Soon she was going to the centre—which is conveniently connected to her seniors’ residence—every morning. That was three and a half years ago. “I turn on the laundry and put the coffee on, so when staff get there it’s ready. Then I help around the centre doing whatever needs doing. I call it ‘getting my exercise.’”

Karen has to be a bit cautious because of her osteoarthritis, but she’s also glad to pull weeds in the garden or get a call to help out in the large commercial kitchen if they’re short on volunteers for Thursday night suppers. The working space, with its 17-foot island, looks out into the bright, open dining area with a view toward the centre’s lush communal garden and community bake oven. “Sometimes it can get a little loud in there during meals, but the centre feels like home to me,” she explains. 

“I would go stir crazy if I had to be stuck in my little suite 24-7,” she says. “I wish I’d known how much I like volunteering 30 years ago! It brings something out in a person. A side of you that you don’t think you have.”
 
Like many other seniors, Karen especially likes talking to the youth who participate in NorWest programs. “We have a snack and coffee, share stories, laugh and joke. The younger people ask me about my life and I tell them how the city has changed. They’re kind of in awe when I say there used to be trolleys instead of buses on the roads and lots of theatres on Main Street.”

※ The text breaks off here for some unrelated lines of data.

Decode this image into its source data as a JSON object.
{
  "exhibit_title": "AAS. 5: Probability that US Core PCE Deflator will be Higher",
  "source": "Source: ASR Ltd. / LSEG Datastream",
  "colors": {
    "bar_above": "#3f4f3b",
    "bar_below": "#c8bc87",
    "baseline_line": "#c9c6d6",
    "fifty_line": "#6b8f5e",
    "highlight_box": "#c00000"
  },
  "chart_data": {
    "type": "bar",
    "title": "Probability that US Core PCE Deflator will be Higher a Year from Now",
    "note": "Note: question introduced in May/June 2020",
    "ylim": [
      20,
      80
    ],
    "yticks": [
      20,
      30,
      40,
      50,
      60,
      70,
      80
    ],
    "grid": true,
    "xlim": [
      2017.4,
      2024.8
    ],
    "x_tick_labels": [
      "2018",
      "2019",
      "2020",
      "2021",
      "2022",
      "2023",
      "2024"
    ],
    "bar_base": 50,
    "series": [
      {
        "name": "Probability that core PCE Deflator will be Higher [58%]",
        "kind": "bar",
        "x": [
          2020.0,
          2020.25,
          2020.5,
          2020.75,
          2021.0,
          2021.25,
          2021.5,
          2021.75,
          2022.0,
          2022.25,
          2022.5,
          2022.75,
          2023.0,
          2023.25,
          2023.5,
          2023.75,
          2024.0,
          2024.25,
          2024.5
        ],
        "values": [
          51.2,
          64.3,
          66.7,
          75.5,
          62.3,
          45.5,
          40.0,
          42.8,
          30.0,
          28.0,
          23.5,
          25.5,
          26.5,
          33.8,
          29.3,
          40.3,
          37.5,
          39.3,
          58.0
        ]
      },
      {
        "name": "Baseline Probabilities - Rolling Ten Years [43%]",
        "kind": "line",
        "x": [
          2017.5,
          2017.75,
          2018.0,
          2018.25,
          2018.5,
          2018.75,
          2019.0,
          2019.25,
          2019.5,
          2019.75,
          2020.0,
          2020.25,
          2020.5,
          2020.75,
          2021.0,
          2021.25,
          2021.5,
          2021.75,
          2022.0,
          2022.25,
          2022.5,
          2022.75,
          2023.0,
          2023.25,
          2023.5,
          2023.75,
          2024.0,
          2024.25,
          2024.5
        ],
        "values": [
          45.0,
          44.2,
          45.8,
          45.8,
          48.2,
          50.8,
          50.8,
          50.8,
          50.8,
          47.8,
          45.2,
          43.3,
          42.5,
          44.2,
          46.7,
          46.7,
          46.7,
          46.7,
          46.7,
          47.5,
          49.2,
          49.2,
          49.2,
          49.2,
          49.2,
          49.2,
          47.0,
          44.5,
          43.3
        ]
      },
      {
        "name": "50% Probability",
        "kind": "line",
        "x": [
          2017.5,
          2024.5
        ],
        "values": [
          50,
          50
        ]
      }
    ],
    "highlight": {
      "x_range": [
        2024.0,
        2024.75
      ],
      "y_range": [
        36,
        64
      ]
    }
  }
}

Knowing how much she’s benefited from spending time at the Community Food Centre, Karen is eager for other seniors to participate in its programs. Staff are currently working on a new initiative that will include group outings to places like a farm outside the city. But true to form, Karen also has some (deceptively simple!) ideas of her own. 

“I was remembering recently how I used to do embroidery when I was younger. I’m thinking I’ll buy a kit and bring it with me when I go to the centre. We can have a coffee and a snack. Maybe some of the other seniors at the centre will want to join me.”